You need to make business as easy as possible to conduct from your space, so you will ideally find a place close to suppliers and other important networks.
Industrial properties tend to increase in value slower and steadier than residential properties.
Whilst residential properties have greater potential for capital growth, they also have a greater risk of going backwards.
How Much Does It Cost to Build An Industrial Building?
The average cost to build an industrial building is $166,065 AUD for the engineering, fabrication and installation of the building.
Site preparation, civil works, utilities etc are all additional costs.
For large factories over $400m2, the price can range from $100,000 – $400,000.
Rental return of residential vs. industrial properties: Property Observer)
12 Of The Most Amazing Factories & Warehouses
From the Volkswagen Tower to the Amazon Warehouse, there truly are some incredible factories and warehouses across the globe. These unique business warehouses will inspire you and your company.
Volkswagen Car Towers, Wolfsburg Germany
There are two of these amazing spectacles, towers that spiral up and up completely filled with brand new cars. These car houses are operated by house technology which automatically moves cars from the VW’s Wolfsburg plant to the towers, and on to the customer center to be collected by their owners.
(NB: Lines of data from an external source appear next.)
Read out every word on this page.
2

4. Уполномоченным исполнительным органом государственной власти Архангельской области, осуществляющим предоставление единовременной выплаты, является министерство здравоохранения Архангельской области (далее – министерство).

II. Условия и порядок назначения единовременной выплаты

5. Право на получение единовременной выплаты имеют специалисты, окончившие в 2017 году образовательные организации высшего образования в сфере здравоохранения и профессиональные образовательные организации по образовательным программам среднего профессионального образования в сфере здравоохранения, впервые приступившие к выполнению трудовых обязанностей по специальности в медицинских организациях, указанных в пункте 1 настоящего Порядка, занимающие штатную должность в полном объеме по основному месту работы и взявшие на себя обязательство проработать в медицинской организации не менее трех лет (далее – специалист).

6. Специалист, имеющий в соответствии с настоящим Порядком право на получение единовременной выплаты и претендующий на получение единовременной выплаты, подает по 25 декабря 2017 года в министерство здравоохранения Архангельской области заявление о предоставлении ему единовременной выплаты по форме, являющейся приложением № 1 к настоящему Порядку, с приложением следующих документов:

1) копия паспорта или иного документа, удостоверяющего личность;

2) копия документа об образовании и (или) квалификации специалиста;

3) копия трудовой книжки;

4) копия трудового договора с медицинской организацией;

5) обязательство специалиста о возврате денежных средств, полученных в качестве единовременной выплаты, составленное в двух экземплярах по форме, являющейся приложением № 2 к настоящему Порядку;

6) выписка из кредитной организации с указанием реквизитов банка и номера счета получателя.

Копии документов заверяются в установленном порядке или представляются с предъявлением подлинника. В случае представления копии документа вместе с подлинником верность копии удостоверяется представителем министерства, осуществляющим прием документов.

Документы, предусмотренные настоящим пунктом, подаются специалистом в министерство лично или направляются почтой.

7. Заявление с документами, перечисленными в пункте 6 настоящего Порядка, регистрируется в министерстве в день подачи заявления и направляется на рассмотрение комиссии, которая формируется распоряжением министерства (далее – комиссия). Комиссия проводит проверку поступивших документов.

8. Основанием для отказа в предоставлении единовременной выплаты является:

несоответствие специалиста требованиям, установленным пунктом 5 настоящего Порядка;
Bank of England’s Vault Beneath London
This is possibly the richest warehouse in the world. The vault is located under central London, and contains 4,600 tons of gold which add up to be worth around 166 billion British Pounds.
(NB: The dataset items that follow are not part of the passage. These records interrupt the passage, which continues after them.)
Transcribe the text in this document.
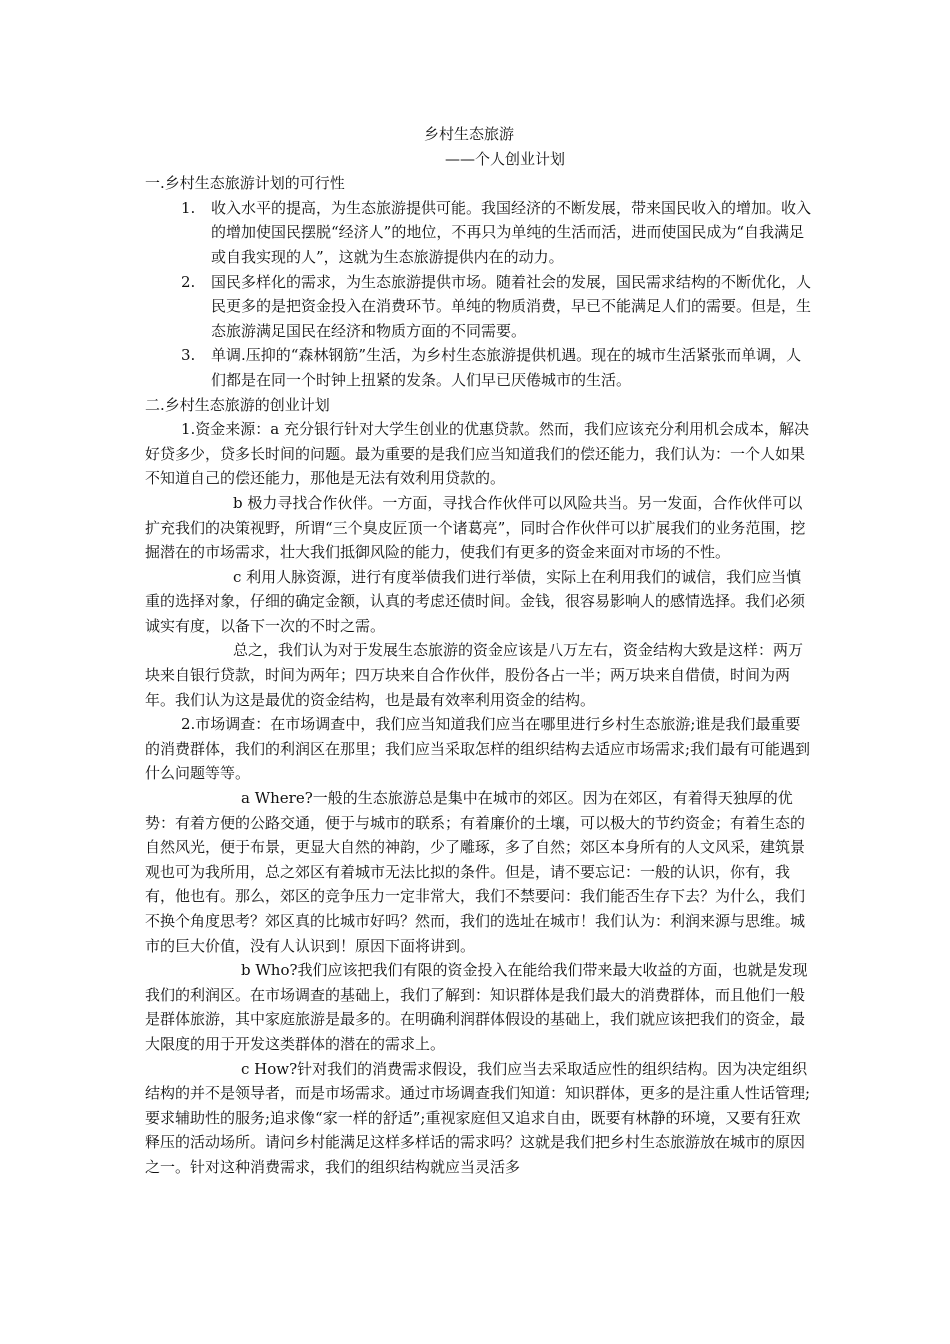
乡村生态旅游

——个人创业计划

一.乡村生态旅游计划的可行性

1. 收入水平的提高，为生态旅游提供可能。我国经济的不断发展，带来国民收入的增加。收入的增加使国民摆脱“经济人”的地位，不再只为单纯的生活而活，进而使国民成为“自我满足或自我实现的人”，这就为生态旅游提供内在的动力。
2. 国民多样化的需求，为生态旅游提供市场。随着社会的发展，国民需求结构的不断优化，人民更多的是把资金投入在消费环节。单纯的物质消费，早已不能满足人们的需要。但是，生态旅游满足国民在经济和物质方面的不同需要。
3. 单调.压抑的“森林钢筋”生活，为乡村生态旅游提供机遇。现在的城市生活紧张而单调，人们都是在同一个时钟上扭紧的发条。人们早已厌倦城市的生活。

二.乡村生态旅游的创业计划

1.资金来源：a 充分银行针对大学生创业的优惠贷款。然而，我们应该充分利用机会成本，解决好贷多少，贷多长时间的问题。最为重要的是我们应当知道我们的偿还能力，我们认为：一个人如果不知道自己的偿还能力，那他是无法有效利用贷款的。

b 极力寻找合作伙伴。一方面，寻找合作伙伴可以风险共当。另一发面，合作伙伴可以扩充我们的决策视野，所谓“三个臭皮匠顶一个诸葛亮”，同时合作伙伴可以扩展我们的业务范围，挖掘潜在的市场需求，壮大我们抵御风险的能力，使我们有更多的资金来面对市场的不性。

c 利用人脉资源，进行有度举债我们进行举债，实际上在利用我们的诚信，我们应当慎重的选择对象，仔细的确定金额，认真的考虑还债时间。金钱，很容易影响人的感情选择。我们必须诚实有度，以备下一次的不时之需。

总之，我们认为对于发展生态旅游的资金应该是八万左右，资金结构大致是这样：两万块来自银行贷款，时间为两年；四万块来自合作伙伴，股份各占一半；两万块来自借债，时间为两年。我们认为这是最优的资金结构，也是最有效率利用资金的结构。

2.市场调查：在市场调查中，我们应当知道我们应当在哪里进行乡村生态旅游;谁是我们最重要的消费群体，我们的利润区在那里；我们应当采取怎样的组织结构去适应市场需求;我们最有可能遇到什么问题等等。

a Where?一般的生态旅游总是集中在城市的郊区。因为在郊区，有着得天独厚的优势：有着方便的公路交通，便于与城市的联系；有着廉价的土壤，可以极大的节约资金；有着生态的自然风光，便于布景，更显大自然的神韵，少了雕琢，多了自然；郊区本身所有的人文风采，建筑景观也可为我所用，总之郊区有着城市无法比拟的条件。但是，请不要忘记：一般的认识，你有，我有，他也有。那么，郊区的竞争压力一定非常大，我们不禁要问：我们能否生存下去？为什么，我们不换个角度思考？郊区真的比城市好吗？然而，我们的选址在城市！我们认为：利润来源与思维。城市的巨大价值，没有人认识到！原因下面将讲到。

b Who?我们应该把我们有限的资金投入在能给我们带来最大收益的方面，也就是发现我们的利润区。在市场调查的基础上，我们了解到：知识群体是我们最大的消费群体，而且他们一般是群体旅游，其中家庭旅游是最多的。在明确利润群体假设的基础上，我们就应该把我们的资金，最大限度的用于开发这类群体的潜在的需求上。

c How?针对我们的消费需求假设，我们应当去采取适应性的组织结构。因为决定组织结构的并不是领导者，而是市场需求。通过市场调查我们知道：知识群体，更多的是注重人性话管理;要求辅助性的服务;追求像“家一样的舒适”;重视家庭但又追求自由，既要有林静的环境，又要有狂欢释压的活动场所。请问乡村能满足这样多样话的需求吗？这就是我们把乡村生态旅游放在城市的原因之一。针对这种消费需求，我们的组织结构就应当灵活多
DB Schenker’s Warehouse, Germany
DB Shenker being one of the largest logistics companies in the world has an extremely impressive selection of warehouses. This photograph is taken by Christian Stoll.
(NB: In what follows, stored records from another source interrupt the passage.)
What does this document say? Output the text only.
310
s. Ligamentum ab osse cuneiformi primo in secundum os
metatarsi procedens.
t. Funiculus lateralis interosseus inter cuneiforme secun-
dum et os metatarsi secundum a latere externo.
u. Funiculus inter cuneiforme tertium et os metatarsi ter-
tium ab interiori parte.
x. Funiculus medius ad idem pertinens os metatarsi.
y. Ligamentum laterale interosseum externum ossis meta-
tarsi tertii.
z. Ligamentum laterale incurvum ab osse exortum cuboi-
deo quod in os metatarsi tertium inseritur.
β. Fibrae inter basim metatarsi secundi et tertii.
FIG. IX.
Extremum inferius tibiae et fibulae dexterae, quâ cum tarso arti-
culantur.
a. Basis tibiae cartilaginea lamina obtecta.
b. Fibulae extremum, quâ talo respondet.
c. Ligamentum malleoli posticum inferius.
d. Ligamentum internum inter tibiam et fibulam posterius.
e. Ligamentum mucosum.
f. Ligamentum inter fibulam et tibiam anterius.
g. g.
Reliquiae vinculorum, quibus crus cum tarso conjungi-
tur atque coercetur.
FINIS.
National Archives Winsford, Cheshire
This expansive salt mine located in Winsford is the size of 700 football pitches and currently stretches 100 miles long, still growing. The mine has a dry and stable condition that provides perfect conditions for storing National Archives such as Confidential government files.
Google Data Center, Georgia
The warehouse is as colourful as google itself. This was originally a cooling plank in Douglas County Georgia but has been taken over by Google, who have painted the pipes in order to distinguish which is which and just for fun.
Champagne Warehouse, France
Here the finest champagnes in the world are held and stored in underground warehouses such as this one in Reims. The champagnes are allowed to mature for up to 20 years in the warehouses.
The Abandoned Solviet Space Center
The huge aircraft hangar is located near Baikonur Cosmodrome in Kazakhstan. although it is now abandoned, it still makes for an impressive photograph by Ralph Mirebs.
Constellation Europe, United Kingdom
The warehouse Constellation Europe is the largest wine warehouse in the whole of Europe. It stores 57 million bottles continually.
Jean-Luc Lagardere Plant Toulouse
The A380 aircraft is built in the the Jean-Luc Lagardere Plant. As these are the largest airliners in the world, it takes about 1.32 million square feet to have sufficient space to be able to build one of these planes.
Amazon is a huge company selling anything you could imagine, known as the worlds largest retailer. This huge house of wonder holds a myriad of different products sold to online customers.
Meyer Werft, Papenburg Germany
Meyer Werft is a shipping and cargo port warehouse that holds some of the largest cruise ships in the world. There has been around 700 ships build in the warehouse which is 678,0000 sq ft.
M & S Warehouse, Castle Donington
Marks and Spencer’s warehouse was opened in 2003 in Castle Donington, Leicestershire. The warehouse is 900, 000 sq ft, and handles all of the company’s online orders and deliveries.